Favorite quote from Mollie:

“I think that one thing that you have to just come to terms with in doing a project like this is that there are so many moving pieces and it’s a lot to keep track of all at the same time, and just to sort of like take a meditative, reasoned approach to that because it can be a daunting amount. I had been given that advice before I started, and it was about halfway through that I felt the zen of all of the pieces moving and realized that that was part of the beauty of doing this work, is that by us taking on this complex important problem, we were going to be making it easier for others moving forward. So, I would just encourage a can-do attitude and plow through those times where you feel like you’re building seventeen things all at once, because you will be.”

RWD has also featured designers from Vets.gov, Consumer Financial Protection Bureau and the U.S. Department of State.

Beta government

West Carrollton BETA

West Carrollton BETA

For those unfamiliar with the concept of beta, it’s a term used in software development to push a public prototype to get design and functionality feedback, as well as test and report technical bugs before launching the project as an official service.
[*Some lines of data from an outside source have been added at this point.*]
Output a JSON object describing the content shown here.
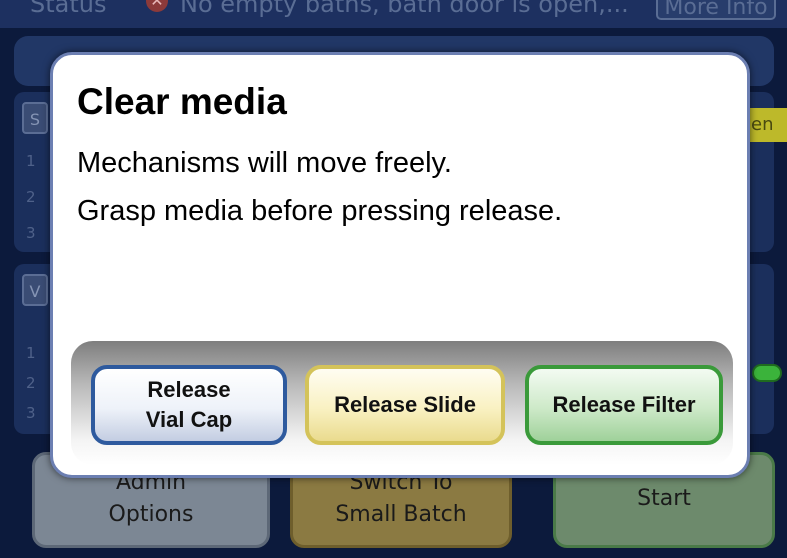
{
  "background": {
    "status_label": "Status",
    "status_message": "No empty baths, bath door is open,...",
    "more_info_label": "More Info",
    "panel1_tab": "S",
    "panel2_tab": "V",
    "open_tag": "en",
    "rows_panel1": [
      "1",
      "2",
      "3"
    ],
    "rows_panel2": [
      "1",
      "2",
      "3"
    ],
    "bottom_buttons": {
      "admin_line1": "Admin",
      "admin_line2": "Options",
      "switch_line1": "Switch To",
      "switch_line2": "Small Batch",
      "start": "Start"
    }
  },
  "dialog": {
    "title": "Clear media",
    "message_line1": "Mechanisms will move freely.",
    "message_line2": "Grasp media before pressing release.",
    "buttons": {
      "release_vial_cap_line1": "Release",
      "release_vial_cap_line2": "Vial Cap",
      "release_slide": "Release Slide",
      "release_filter": "Release Filter"
    }
  },
  "colors": {
    "vial_button_border": "#2e5a9e",
    "slide_button_border": "#d4c35a",
    "filter_button_border": "#3a9a3a",
    "modal_border": "#6c7fb2"
  },
  "icons": {
    "status_icon": "error-x-icon"
  }
}
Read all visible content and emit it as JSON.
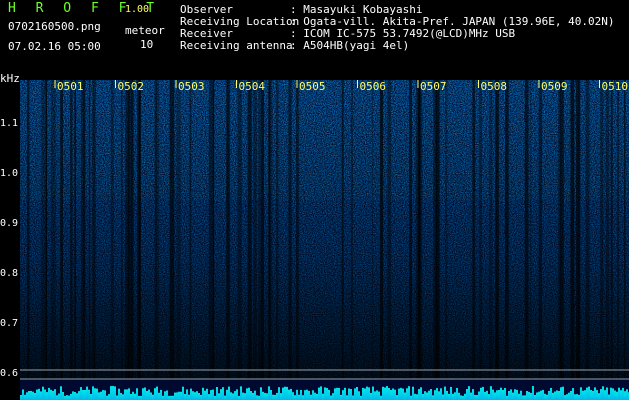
{
  "header": {
    "app_title": "H R O F F T",
    "version": "1.00",
    "filename": "0702160500.png",
    "datetime": "07.02.16 05:00",
    "meteor_label": "meteor",
    "meteor_count": "10"
  },
  "info": [
    {
      "label": "Observer",
      "value": "Masayuki Kobayashi"
    },
    {
      "label": "Receiving Location",
      "value": "Ogata-vill. Akita-Pref. JAPAN (139.96E, 40.02N)"
    },
    {
      "label": "Receiver",
      "value": "ICOM IC-575 53.7492(@LCD)MHz USB"
    },
    {
      "label": "Receiving antenna",
      "value": "A504HB(yagi 4el)"
    }
  ],
  "axis": {
    "unit": "kHz",
    "ticks": [
      "1.1",
      "1.0",
      "0.9",
      "0.8",
      "0.7",
      "0.6"
    ]
  },
  "time_marks": [
    "0501",
    "0502",
    "0503",
    "0504",
    "0505",
    "0506",
    "0507",
    "0508",
    "0509",
    "0510"
  ],
  "colors": {
    "background": "#000000",
    "title_green": "#6cff2c",
    "marker_yellow": "#ffff66",
    "spectrum_low": "#001060",
    "spectrum_high": "#00ffff"
  }
}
Standard operating procedure for government digital services is to create an extensive specifications document and develop a waterfall project management strategy for executing. Once the project is finalized internally, it’s released to the public as-is without any intention of collaboration or feedback from those who will actually use the service.

Beta has eliminated the fear associated with a big launch. Knowing that beta is the beginning of a collaborative process eases that fear and creates a feedback culture that is much-needed in digital government innovation.

More and more, particularly at the federal level, such as Vets.gov, government is releasing web-based projects this way, even openly and proactively discussing the beta as part of an on-going, iterative process. Locally, larger cities such as Boston are also going beta.

Beta as described in 18F’s “Project Stage Definitions“:

Stage and test working software on the public web for use by a subset of the target audience. Implement changes based on user behavior and feedback. Resolve policy compliance or technical integration issues. Define and then validate statistically significant metrics for improvement.

GOV.UK:

The objective of this phase is to build a fully working prototype which you test with users. You’ll continuously improve on the prototype until it’s ready to go live, replacing or integrating with any existing services.

U.S. Department of Veterans Affairs:

This beta release of Vets.gov is just a beginning. We’ve launched it with deep content in the two benefit categories you’ve told us mean the most to you: disability and education. There are many more to come. We’ll be adding new information and tools ongoing. But we wanted to get vets.gov in front of you now, as we build it, so you can tell us what’s working for you and what isn’t.

At ProudCity, we’ve launched our first city beta and, as a government service provider, we’ve learned a great deal about traditional blockers to innovation, and how we can help overcome them. It’s exciting to work with governments who embrace the beta mindset, especially knowing the end product, particularly for true software-as-a-service offerings, will only get better over time.

If you work inside government, demand beta from your digital services providers and bake it into your acquisition process. If you have the luxury of an internal development team, begin building the culture and communications strategy for deploying this.

There are internal, cultural, procurement and process issues governments must address, but ultimately it’s worth redefining the way services are delivered, and these obstacles are easier to overcome than you might imagine, and will be as more governments adopt the concept of beta.

Beta government is the new standard.